Dans le cas qui nous intéresse, et partant de la question des « tours » qui est une question proprement architecturale… et urbaine par extension, nous voilà dans un champ d’observation large, puisque nous savons que l’architecture traverse des domaines d’investigations transversales à des disciplines comme l’art, l’écologie, l’histoire, la géographie, les sciences humaines, la psychologie, la technique…etc. Voilà donc à proprement parler une question complexe, et si nous la traduisons en termes mathématiques, une série d’équations à multiples inconnues ! Une formalisation scientifique de cette question ne peut réduire ces variables à leur portion congrue, et se doit d’intégrer tous ces paramètres dans des propositions qui en rendent compte, sinon la démonstration n’est pas accomplie !
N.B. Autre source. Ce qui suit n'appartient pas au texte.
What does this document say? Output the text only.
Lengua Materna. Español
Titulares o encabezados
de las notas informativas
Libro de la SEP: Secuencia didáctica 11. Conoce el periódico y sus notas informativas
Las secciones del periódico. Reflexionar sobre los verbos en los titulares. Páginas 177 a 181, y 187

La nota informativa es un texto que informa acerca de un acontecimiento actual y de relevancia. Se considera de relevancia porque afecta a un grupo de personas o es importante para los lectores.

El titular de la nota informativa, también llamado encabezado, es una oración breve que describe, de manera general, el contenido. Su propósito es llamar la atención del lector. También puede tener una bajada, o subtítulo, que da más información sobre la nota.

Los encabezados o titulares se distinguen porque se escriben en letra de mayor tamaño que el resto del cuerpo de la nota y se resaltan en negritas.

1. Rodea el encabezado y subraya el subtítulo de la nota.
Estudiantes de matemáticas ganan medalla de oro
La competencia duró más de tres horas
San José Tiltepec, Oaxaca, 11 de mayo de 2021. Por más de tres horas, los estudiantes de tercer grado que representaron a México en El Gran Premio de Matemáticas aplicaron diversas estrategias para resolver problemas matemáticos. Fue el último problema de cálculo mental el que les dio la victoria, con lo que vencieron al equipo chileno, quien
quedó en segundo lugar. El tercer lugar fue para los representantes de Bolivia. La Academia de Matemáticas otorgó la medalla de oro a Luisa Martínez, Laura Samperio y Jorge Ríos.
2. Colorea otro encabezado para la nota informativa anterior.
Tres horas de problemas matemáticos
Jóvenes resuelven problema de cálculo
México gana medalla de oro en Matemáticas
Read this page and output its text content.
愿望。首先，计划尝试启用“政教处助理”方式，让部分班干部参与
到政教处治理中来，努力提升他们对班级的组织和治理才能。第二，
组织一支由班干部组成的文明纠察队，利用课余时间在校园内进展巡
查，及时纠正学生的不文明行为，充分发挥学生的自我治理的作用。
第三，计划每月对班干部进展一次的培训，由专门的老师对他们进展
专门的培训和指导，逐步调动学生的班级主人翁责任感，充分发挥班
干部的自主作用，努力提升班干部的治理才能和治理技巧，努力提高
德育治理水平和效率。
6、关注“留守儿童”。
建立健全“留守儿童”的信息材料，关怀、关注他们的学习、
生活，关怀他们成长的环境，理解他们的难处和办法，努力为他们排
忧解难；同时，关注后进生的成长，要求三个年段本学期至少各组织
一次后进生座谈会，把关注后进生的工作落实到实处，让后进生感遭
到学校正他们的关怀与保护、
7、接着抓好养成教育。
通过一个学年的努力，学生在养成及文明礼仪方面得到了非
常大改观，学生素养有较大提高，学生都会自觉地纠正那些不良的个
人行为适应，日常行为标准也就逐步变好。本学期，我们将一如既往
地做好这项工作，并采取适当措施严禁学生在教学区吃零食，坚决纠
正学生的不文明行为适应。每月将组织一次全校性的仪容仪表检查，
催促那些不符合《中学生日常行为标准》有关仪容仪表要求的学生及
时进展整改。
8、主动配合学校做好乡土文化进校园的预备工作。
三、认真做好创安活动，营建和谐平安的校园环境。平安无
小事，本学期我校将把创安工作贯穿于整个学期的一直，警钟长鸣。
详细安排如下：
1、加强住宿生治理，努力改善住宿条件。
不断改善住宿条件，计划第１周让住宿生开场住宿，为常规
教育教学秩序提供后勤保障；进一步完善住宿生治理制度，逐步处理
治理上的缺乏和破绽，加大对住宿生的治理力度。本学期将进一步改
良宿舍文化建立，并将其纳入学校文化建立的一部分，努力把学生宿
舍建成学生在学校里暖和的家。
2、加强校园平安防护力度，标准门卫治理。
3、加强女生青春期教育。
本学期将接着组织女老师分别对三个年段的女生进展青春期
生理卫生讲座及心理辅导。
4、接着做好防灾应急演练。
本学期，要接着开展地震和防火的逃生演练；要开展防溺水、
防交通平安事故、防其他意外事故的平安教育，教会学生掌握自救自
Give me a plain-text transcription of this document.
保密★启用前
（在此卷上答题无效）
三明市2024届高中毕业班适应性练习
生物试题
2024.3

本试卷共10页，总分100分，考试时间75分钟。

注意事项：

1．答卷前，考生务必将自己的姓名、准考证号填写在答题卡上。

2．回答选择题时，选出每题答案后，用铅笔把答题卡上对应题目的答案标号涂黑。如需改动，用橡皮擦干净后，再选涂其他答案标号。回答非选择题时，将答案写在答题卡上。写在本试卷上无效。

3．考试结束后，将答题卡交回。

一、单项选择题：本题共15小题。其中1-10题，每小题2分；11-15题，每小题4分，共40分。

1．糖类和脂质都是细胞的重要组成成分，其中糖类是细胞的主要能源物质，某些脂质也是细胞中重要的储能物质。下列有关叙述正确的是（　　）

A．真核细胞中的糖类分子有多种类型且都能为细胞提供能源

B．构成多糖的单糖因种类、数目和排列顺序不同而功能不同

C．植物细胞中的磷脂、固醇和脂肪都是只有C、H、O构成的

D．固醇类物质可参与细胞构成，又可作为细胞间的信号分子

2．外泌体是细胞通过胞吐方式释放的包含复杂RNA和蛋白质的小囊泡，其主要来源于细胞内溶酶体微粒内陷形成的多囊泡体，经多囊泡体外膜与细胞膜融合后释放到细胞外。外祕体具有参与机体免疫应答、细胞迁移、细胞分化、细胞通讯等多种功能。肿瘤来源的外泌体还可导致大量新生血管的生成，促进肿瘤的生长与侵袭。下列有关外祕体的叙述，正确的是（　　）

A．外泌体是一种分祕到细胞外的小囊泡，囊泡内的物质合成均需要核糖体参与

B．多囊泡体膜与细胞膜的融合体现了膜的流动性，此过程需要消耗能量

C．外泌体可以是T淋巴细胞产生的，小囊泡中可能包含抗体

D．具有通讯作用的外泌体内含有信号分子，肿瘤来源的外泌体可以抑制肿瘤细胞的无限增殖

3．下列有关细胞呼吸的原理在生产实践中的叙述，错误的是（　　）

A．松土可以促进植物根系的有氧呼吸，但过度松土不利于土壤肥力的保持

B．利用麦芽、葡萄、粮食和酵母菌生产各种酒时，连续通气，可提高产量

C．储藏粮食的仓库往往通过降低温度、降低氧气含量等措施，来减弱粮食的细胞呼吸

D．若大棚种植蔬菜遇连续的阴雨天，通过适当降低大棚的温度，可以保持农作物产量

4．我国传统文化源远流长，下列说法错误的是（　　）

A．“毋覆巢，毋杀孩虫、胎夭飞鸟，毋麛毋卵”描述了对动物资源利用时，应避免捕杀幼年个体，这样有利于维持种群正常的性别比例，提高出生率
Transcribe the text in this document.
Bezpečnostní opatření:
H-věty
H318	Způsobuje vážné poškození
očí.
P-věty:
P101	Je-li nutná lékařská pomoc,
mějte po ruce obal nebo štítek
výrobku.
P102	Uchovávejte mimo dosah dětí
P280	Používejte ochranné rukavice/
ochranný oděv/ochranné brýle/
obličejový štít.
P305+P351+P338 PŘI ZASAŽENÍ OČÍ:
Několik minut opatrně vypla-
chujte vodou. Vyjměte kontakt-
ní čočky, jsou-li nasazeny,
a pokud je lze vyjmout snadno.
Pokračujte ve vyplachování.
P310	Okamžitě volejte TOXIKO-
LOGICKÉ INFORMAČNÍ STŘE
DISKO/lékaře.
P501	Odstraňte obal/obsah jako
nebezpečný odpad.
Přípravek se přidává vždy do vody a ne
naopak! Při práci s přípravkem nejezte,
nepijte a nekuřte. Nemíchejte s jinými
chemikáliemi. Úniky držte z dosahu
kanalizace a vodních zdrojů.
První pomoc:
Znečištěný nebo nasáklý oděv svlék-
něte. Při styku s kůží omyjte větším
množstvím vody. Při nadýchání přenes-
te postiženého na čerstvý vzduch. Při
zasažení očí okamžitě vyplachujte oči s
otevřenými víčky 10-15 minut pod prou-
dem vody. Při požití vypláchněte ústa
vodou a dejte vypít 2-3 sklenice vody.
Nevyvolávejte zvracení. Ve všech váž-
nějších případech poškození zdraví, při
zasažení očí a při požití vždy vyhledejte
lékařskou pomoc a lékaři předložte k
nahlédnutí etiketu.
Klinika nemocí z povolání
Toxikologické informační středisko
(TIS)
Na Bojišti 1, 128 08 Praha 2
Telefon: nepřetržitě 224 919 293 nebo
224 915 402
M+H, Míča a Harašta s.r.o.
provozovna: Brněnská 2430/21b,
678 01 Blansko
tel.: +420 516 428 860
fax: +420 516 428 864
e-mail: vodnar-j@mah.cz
Dans le texte qui nous est proposé, nous voudrions vous montrer comment chaque champ d’investigation est progressivement éliminé au lieu d’être traité… jusqu’à réduire la question des tours à la question unique et dérisoire de l’ascenseur… équation à une inconnue! Reprenons donc le déroulement du texte ; nous apprenons successivement :
que la question de la douceur, de l’harmonie, de l’humain est évoquée, mais soigneusement et habilement balayée dès le début du texte… nous n’y reviendrons pas ! Vous comprendrez en relisant nos propos antérieurs que voilà trois champs de réflexion immenses de notre réalité et de la question des tours qui sont brutalement écartés. Voilà plus de la moitié de notre être, sensoriel, réduit à néant ! Pourtant même les questions à caractère subjectif peuvent faire l’objet d’analyses fines et souvent mesurables (études sur le plaisir, l’angoisse, la psychologie…) ;
la question énergétique (sous l’aspect écologique) est ensuite évoquée : les détracteurs des tours de ce point de vue sont évacués sans explication, et nous lisons cette phrase incroyable, dont je vous laisse comprendre le sens (je n’ai pas compris): « Plus le programme est important, plus il est rentable d’investir dans les économies ».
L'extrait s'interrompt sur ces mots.